Cette évolution a deux revers. Le premier : l’endurcissement est un moyen, pas un but. On ne s’entraîne pas pour encaisser, on s’entraîne pour cesser de se recroqueviller, et un élève fier de ne plus rien sentir est en train de construire l’excès de confiance que ce travail est censé démonter. Le second concerne l’encadrement : la douleur des élèves n’est plus un signal d’alerte fiable, et il faut apprendre à s’en passer.
Une objection
On me demande parfois si enseigner le krav maga tout en écrivant ceci n’est pas contradictoire.
Je ne crois pas. La méthode est toujours là ; je lui ai ajouté un moyen de vérification. J’enseigne ce qui survit à ce test, et l’essentiel y survit. Le reste, je l’ai retiré. Cela me paraît assez conforme à l’esprit d’une discipline née de l’adaptation : on ne trahit pas une méthode de ce type en continuant de l’éprouver, on la trahit en la conservant intacte.
Et je n’ai résolu le problème du couteau ni mieux ni davantage que quiconque. J’ai simplement cessé de faire comme s’il était résolu.
Ce que nous ne promettons pas
Nous ne formons pas des experts du couteau, et surtout pas des gens qui se croiraient tels.
Ce que le masque enseigne, c’est toujours la même leçon : tout le monde se fait toucher. Un élève qui a passé un an à se faire piquer n’écoutera plus jamais quelqu’un qui lui promet un désarmement propre. Il l’aura appris par le corps : la seule réponse fiable face à une lame consiste à ne pas être là, et à partir tant qu’on peut encore partir.

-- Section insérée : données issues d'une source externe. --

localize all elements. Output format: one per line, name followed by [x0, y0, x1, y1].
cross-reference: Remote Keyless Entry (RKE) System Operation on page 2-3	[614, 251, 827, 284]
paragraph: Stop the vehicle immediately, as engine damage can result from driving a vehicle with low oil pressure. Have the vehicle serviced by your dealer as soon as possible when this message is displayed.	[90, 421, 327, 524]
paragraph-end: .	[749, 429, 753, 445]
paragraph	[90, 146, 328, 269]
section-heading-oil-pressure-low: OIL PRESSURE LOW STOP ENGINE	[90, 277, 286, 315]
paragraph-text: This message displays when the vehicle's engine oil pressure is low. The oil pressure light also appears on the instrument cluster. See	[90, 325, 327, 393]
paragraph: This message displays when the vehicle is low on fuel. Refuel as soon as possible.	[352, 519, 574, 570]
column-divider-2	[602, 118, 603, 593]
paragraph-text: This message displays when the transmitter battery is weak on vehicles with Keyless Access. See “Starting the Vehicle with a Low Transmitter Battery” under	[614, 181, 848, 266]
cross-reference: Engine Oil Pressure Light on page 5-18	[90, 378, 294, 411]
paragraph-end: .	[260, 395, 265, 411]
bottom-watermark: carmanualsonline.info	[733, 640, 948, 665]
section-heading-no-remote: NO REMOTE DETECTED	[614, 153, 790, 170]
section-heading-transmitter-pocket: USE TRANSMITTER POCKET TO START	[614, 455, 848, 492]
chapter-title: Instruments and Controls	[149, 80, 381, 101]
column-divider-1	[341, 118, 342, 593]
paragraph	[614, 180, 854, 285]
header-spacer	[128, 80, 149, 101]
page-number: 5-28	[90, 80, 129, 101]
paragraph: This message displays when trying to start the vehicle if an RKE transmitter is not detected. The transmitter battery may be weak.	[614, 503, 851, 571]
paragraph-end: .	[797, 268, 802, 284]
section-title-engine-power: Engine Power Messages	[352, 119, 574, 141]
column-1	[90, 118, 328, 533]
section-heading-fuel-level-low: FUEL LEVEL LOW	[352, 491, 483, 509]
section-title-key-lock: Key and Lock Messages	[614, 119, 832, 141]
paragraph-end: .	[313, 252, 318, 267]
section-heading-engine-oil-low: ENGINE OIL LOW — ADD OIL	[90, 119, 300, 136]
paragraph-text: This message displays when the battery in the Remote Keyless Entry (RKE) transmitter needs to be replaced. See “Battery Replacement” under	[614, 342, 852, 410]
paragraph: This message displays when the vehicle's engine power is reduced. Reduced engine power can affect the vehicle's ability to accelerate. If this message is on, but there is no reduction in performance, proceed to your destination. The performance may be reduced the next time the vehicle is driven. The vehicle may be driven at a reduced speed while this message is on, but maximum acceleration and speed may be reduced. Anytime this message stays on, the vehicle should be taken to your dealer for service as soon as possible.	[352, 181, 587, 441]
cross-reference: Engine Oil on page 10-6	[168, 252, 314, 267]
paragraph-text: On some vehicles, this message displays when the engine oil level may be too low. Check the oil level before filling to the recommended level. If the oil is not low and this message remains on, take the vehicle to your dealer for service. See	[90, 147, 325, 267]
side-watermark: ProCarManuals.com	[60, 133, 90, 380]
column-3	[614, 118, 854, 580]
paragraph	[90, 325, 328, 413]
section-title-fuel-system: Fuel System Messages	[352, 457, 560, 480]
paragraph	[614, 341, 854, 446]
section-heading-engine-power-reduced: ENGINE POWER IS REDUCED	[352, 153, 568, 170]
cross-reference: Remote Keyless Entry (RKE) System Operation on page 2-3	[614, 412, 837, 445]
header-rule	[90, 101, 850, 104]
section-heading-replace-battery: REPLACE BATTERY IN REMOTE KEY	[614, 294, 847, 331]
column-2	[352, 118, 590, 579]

C’est un enseignement désagréable. Le format, lui, est plaisant, et c’est voulu. C’est même parce qu’il est plaisant que les gens acceptent d’entendre une leçon pareille, et qu’ils restent assez longtemps pour qu’elle s’installe.
Pour voir concrètement à quoi ce travail ressemble, les vidéos sont là ; pour l’essayer, le planning aussi.
Les vidéos publiées sur ce site montrent ce travail. Les participants portent des masques d’escrime et utilisent exclusivement des couteaux et bâtons d’entraînement. Elles sont mises en ligne avec l’accord écrit des personnes filmées.
Notes
1. Phénomène documenté par la littérature médico-légale : sous l’effet de l’adrénaline et de la préoccupation du combat, et parce que les plaies par lame sont relativement peu douloureuses et saignent souvent vers l’intérieur plutôt que vers l’extérieur, la victime peut ne pas avoir conscience d’être blessée. Voir la synthèse « Stab Wound », ScienceDirect Topics (médecine légale).
2. Même référence : le caractère relativement peu douloureux des plaies par arme blanche explique que des blessures graves passent inaperçues sur le moment.